Wird die Grüner-Pass-App schon ab 15. September an den Stufenplan angepasst?
Mückstein: Ja. Auch, als in Wien die Regelungen verschärft hat, hat das schnell funktioniert.

Die Slowakei impft Kinder ab fünf. Wann startet das in Österreich?
Mückstein: Wir beobachten die Lage ganz genau. Für 0 bis 11-Jährige erwarten wir eine Impfung bis zum Jahresende, hoffentlich ein bisschen früher. Derzeit muss unser Ziel sein, die Kinder, die sich nicht impfen lassen können – das sind immerhin elf Prozent der Bevölkerung – zu schützen. Das geht am besten, wenn möglichst viele andere geimpft sind.

Zum Schulstart sind 80 Prozent der Lehrer geimpft. Was sagen Sie dazu? Mückstein: Mehr wären mir natürlich lieber. Kinder sind einem Infektionsgeschehen ausgesetzt, das wir alle mitgestalten.

Der Bundeskanzler sagt, ab einer Durchimpfung von 80 Prozent können wir uns alle Maßnahmen sparen. Stimmt das?
Mückstein: Ich bin vorsichtig. Wir setzten Maßnahmen, um die Infektionszahlen zu reduzieren und die Durchimpfungsrate zu steigern. Niemand kann ausschließen, dass nicht noch einmal eine besorgniserregende neue Variante kommt. Die Beschäftigung mit dem Virus wird uns jedenfalls bleiben. Es wird über die Jahre etwas werden, was der Mensch kennt. Ältere werden dann jedes Jahr geimpft werden müssen, wie bei der Grippe. Bis es so weit ist, müssen wir möglichst rasch viele Menschen impfen.

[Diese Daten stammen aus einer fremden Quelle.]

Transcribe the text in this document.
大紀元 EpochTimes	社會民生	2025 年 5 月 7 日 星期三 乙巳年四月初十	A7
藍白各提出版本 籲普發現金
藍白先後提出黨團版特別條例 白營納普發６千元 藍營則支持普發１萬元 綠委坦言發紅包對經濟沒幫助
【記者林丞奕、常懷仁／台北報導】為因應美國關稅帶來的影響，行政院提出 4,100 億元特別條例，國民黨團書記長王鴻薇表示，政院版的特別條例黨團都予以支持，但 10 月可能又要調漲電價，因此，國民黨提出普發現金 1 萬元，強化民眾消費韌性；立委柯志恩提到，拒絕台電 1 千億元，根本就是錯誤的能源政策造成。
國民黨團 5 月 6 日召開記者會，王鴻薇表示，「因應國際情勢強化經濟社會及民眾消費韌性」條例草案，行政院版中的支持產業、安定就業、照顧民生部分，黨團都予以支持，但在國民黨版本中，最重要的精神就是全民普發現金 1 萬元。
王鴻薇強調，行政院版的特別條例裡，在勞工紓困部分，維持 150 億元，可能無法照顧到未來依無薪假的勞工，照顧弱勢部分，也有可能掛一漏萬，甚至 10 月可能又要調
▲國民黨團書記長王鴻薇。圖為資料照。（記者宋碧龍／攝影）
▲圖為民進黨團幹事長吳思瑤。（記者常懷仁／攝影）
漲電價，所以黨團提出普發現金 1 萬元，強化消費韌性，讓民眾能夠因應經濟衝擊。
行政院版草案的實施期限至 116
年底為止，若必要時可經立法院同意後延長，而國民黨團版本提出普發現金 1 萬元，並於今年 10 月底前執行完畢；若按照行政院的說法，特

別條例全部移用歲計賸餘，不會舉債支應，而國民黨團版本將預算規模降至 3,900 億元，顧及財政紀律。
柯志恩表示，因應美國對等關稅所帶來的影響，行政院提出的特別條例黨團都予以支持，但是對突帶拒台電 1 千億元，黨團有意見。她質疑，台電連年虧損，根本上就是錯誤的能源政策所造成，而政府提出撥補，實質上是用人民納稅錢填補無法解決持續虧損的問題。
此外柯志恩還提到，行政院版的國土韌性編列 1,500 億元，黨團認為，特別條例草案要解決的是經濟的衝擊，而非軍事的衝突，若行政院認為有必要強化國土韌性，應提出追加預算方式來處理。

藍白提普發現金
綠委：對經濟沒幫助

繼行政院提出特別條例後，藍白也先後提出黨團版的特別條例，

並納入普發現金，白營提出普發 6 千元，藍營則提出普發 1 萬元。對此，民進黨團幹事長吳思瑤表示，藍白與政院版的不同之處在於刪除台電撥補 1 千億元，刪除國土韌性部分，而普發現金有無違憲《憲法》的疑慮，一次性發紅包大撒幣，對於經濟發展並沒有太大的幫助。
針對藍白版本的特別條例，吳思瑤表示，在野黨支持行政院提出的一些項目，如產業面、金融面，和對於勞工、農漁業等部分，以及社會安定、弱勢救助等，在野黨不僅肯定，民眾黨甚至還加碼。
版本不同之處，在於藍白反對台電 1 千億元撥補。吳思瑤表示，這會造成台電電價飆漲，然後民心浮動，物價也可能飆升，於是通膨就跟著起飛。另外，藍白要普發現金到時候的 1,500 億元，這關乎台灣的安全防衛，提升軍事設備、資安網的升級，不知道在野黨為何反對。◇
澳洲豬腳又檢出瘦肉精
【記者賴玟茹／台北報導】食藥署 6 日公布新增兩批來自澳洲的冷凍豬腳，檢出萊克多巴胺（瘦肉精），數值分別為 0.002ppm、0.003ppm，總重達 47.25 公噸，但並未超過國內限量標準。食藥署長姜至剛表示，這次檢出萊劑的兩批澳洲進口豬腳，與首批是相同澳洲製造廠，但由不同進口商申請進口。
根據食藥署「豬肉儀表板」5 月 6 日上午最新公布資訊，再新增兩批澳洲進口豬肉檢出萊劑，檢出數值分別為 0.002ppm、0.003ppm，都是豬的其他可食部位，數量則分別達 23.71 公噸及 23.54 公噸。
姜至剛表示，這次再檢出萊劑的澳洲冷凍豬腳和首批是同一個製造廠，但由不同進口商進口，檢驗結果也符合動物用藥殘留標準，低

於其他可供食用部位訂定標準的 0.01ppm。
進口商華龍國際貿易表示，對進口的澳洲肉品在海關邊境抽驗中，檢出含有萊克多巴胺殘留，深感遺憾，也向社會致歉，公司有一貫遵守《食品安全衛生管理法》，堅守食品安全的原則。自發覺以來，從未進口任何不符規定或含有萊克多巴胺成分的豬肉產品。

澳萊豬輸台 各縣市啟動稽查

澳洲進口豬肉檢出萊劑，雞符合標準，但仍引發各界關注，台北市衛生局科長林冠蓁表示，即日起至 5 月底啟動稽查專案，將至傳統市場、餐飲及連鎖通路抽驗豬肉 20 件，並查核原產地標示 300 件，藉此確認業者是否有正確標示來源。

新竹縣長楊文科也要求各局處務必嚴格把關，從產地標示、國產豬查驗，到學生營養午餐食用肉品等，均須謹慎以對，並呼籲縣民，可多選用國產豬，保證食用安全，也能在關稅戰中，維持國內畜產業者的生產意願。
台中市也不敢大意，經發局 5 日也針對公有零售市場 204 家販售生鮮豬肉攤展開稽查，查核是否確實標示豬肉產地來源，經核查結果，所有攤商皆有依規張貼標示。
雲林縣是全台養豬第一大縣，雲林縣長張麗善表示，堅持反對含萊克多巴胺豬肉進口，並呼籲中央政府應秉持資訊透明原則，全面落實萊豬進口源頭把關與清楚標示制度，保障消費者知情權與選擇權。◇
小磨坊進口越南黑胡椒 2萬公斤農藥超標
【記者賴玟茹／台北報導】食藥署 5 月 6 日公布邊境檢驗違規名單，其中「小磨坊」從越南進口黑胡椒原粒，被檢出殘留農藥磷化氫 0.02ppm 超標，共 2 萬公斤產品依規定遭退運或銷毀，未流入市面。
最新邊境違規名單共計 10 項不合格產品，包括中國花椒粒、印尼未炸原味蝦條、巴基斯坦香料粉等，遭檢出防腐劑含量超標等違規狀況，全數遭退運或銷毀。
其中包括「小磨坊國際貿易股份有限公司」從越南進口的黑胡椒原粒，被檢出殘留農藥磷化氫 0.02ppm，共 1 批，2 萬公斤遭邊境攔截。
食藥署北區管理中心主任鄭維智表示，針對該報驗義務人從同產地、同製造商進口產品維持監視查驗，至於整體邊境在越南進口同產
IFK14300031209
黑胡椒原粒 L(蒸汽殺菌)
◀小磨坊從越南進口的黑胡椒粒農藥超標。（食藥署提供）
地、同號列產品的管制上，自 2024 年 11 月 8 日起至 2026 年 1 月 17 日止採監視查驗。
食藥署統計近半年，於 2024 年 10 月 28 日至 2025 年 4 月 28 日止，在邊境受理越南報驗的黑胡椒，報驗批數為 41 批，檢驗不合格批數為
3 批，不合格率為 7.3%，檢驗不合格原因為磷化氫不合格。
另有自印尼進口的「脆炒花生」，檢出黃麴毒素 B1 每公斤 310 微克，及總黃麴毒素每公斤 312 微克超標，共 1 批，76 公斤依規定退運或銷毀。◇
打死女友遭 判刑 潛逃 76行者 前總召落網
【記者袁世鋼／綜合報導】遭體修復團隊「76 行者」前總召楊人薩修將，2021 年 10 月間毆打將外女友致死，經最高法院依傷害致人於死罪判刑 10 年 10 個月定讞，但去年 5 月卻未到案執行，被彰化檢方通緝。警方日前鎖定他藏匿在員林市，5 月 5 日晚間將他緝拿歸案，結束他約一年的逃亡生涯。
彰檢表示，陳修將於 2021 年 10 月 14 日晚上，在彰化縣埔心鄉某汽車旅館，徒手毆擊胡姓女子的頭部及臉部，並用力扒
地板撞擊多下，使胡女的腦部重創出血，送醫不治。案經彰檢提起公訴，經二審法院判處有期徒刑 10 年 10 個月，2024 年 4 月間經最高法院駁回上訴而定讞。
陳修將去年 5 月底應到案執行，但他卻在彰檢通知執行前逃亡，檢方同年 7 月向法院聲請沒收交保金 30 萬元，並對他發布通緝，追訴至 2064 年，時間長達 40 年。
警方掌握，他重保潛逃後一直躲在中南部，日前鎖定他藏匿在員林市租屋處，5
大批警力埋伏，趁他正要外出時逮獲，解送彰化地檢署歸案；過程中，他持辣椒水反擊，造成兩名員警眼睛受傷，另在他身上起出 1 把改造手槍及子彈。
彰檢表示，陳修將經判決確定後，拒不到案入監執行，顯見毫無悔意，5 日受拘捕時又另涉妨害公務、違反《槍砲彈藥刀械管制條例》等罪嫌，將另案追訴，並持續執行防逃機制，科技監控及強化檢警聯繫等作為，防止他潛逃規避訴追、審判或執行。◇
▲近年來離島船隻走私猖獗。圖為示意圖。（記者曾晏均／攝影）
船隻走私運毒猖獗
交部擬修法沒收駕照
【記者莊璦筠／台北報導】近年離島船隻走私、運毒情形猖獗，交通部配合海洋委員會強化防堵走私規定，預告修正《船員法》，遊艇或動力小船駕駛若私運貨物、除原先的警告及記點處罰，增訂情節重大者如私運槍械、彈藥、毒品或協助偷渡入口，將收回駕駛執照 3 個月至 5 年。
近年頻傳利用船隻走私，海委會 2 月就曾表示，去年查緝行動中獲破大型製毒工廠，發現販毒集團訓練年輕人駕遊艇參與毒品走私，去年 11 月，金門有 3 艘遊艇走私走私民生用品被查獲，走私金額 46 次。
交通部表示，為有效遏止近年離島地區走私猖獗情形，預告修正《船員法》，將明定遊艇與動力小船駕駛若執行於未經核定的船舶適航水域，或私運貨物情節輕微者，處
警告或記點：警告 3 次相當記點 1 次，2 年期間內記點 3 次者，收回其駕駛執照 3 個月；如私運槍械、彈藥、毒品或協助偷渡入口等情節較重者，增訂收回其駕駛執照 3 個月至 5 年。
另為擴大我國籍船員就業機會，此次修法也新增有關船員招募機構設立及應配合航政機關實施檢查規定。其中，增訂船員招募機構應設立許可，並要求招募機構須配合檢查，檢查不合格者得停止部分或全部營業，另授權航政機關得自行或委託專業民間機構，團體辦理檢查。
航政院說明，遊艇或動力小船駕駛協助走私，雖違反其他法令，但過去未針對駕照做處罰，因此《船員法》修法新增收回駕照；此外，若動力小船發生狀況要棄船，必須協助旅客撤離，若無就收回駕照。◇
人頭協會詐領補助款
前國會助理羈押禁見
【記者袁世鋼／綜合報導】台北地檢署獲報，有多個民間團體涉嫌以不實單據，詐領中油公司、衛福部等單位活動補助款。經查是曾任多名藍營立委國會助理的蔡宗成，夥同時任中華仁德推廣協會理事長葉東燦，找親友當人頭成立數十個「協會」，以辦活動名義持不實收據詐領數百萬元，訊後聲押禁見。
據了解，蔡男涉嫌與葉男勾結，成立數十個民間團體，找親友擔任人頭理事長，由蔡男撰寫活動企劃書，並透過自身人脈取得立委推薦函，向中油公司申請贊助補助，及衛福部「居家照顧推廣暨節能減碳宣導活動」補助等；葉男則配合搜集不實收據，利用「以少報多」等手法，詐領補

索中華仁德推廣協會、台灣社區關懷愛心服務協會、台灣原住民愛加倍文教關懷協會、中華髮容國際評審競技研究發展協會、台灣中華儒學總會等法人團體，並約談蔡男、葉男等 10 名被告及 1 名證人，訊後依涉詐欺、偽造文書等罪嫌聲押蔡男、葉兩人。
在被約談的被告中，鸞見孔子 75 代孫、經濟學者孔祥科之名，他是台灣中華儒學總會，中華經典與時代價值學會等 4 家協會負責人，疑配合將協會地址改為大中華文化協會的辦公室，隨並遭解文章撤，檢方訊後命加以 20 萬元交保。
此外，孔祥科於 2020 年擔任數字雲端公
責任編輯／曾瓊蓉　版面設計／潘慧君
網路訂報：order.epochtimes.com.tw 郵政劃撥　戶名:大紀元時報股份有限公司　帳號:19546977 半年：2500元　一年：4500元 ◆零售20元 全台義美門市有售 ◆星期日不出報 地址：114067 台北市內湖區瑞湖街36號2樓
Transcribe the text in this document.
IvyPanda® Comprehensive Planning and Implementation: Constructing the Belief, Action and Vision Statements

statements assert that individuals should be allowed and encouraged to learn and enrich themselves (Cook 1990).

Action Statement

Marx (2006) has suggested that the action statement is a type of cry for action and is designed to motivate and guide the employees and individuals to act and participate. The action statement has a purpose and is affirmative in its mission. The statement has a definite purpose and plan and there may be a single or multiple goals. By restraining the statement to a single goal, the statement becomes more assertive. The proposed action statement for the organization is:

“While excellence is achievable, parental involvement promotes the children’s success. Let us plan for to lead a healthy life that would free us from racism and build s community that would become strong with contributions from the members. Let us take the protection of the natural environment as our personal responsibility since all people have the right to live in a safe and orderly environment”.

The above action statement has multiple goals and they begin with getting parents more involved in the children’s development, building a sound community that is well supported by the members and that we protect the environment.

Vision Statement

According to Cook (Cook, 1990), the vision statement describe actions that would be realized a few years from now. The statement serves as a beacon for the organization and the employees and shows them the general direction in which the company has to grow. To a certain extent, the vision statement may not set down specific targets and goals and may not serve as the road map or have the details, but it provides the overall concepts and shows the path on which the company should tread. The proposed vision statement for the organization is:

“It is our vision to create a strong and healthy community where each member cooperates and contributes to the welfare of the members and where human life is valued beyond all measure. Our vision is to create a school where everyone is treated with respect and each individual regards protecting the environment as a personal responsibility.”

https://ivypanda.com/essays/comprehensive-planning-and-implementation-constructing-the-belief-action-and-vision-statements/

Ist es in Österreich noch zu bequem, nicht geimpft zu sein?
Mückstein: Fest steht: Wir müssen die Kosten der Tests zunehmend rechtfertigen vor einer zunehmend geschützten Bevölkerung.

Testen soll also nicht gratis bleiben?
Mückstein: Wir besprechen das gerade intensiv. Ich kann keinen Zeithorizont nennen, aber: Der Kostendruck steigt.